Spring cleaning finds me knee-deep in piles of clothing, sorting through styles, sizes and seasons, trying to determine what’s worth saving and what I should chuck. Some goes to the basement, and some stays on the shelves; some become hand-me-downs, and some remain hopelessly outdated.

And that’s why clothing is such an apt metaphor for our thoughts, speech and actions, as we are constantly evaluating which “clothing” to wear. The G‑dly soul’s clothing seems fairly easy to recognize, as it is stated clearly in the Torah. But what is the “clothing” of the “animal soul”? Does it express itself only as an evil devil?

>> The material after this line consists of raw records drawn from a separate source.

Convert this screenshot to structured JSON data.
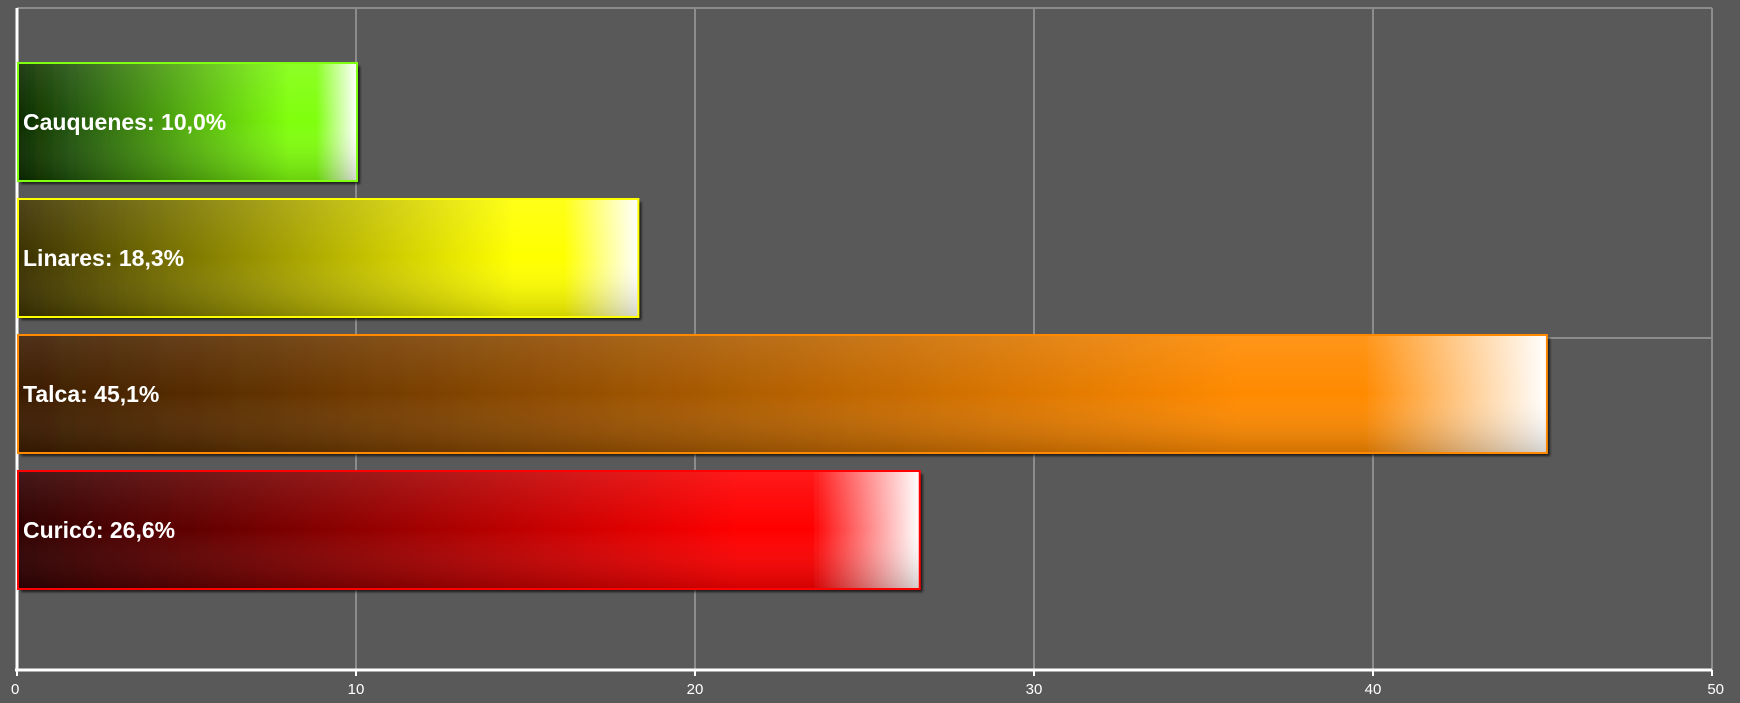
{
  "chart_data": {
    "type": "bar",
    "orientation": "horizontal",
    "categories": [
      "Cauquenes",
      "Linares",
      "Talca",
      "Curicó"
    ],
    "values": [
      10.0,
      18.3,
      45.1,
      26.6
    ],
    "bar_labels": [
      "Cauquenes: 10,0%",
      "Linares: 18,3%",
      "Talca: 45,1%",
      "Curicó: 26,6%"
    ],
    "colors": [
      "#80ff10",
      "#ffff00",
      "#ff8a00",
      "#ff0000"
    ],
    "dark_colors": [
      "#0a2a05",
      "#3a3000",
      "#3a1c05",
      "#2e0000"
    ],
    "xlim": [
      0,
      50
    ],
    "x_ticks": [
      0,
      10,
      20,
      30,
      40,
      50
    ],
    "x_tick_labels": [
      "0",
      "10",
      "20",
      "30",
      "40",
      "50"
    ],
    "grid": true,
    "title": "",
    "xlabel": "",
    "ylabel": "",
    "background_color": "#595959",
    "grid_color": "#8c8c8c",
    "axis_color": "#ffffff"
  }
}
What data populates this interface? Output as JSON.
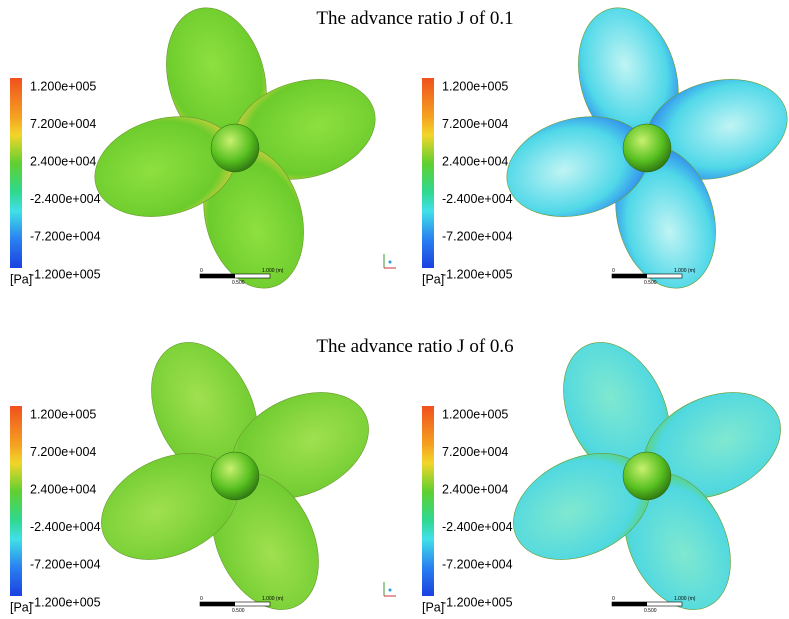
{
  "figure": {
    "rows": [
      {
        "title": "The advance ratio J of 0.1",
        "panels": [
          {
            "legend": {
              "labels": [
                "1.200e+005",
                "7.200e+004",
                "2.400e+004",
                "-2.400e+004",
                "-7.200e+004",
                "-1.200e+005"
              ],
              "unit": "[Pa]"
            },
            "scale": {
              "labels": [
                "0",
                "1.000 (m)",
                "0.500"
              ]
            }
          },
          {
            "legend": {
              "labels": [
                "1.200e+005",
                "7.200e+004",
                "2.400e+004",
                "-2.400e+004",
                "-7.200e+004",
                "-1.200e+005"
              ],
              "unit": "[Pa]"
            },
            "scale": {
              "labels": [
                "0",
                "1.000 (m)",
                "0.500"
              ]
            }
          }
        ]
      },
      {
        "title": "The advance ratio J of 0.6",
        "panels": [
          {
            "legend": {
              "labels": [
                "1.200e+005",
                "7.200e+004",
                "2.400e+004",
                "-2.400e+004",
                "-7.200e+004",
                "-1.200e+005"
              ],
              "unit": "[Pa]"
            },
            "scale": {
              "labels": [
                "0",
                "1.000 (m)",
                "0.500"
              ]
            }
          },
          {
            "legend": {
              "labels": [
                "1.200e+005",
                "7.200e+004",
                "2.400e+004",
                "-2.400e+004",
                "-7.200e+004",
                "-1.200e+005"
              ],
              "unit": "[Pa]"
            },
            "scale": {
              "labels": [
                "0",
                "1.000 (m)",
                "0.500"
              ]
            }
          }
        ]
      }
    ]
  }
}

Hardly. The animal soul isn’t evil, just selfish. In fact, 90 percent of our thoughts, speech or action can go either way, expressing the G‑dly soul or the animal soul.

The difference is in the intention.

Any mundane act under the sun—from eating to driving to reading on the couch—can be a selfish act, with no other intention than to satisfy my own personal craving. Yet that very same act can become transparent, in sync with the reason it was created, if it is intended for the service of G‑d. For example, a muffin can be consumed gluttonously or deliberately—not to satisfy a sweet tooth, but as fuel to be able to live, pray and function as a Jewish woman.

Holiness happens when the ego of the animal soul is punctured, and I live my physical life not to gratify myself, but to have energy to do what G‑d wants me to do.

Tanya Bit: I can elevate the mundane with the power of intention.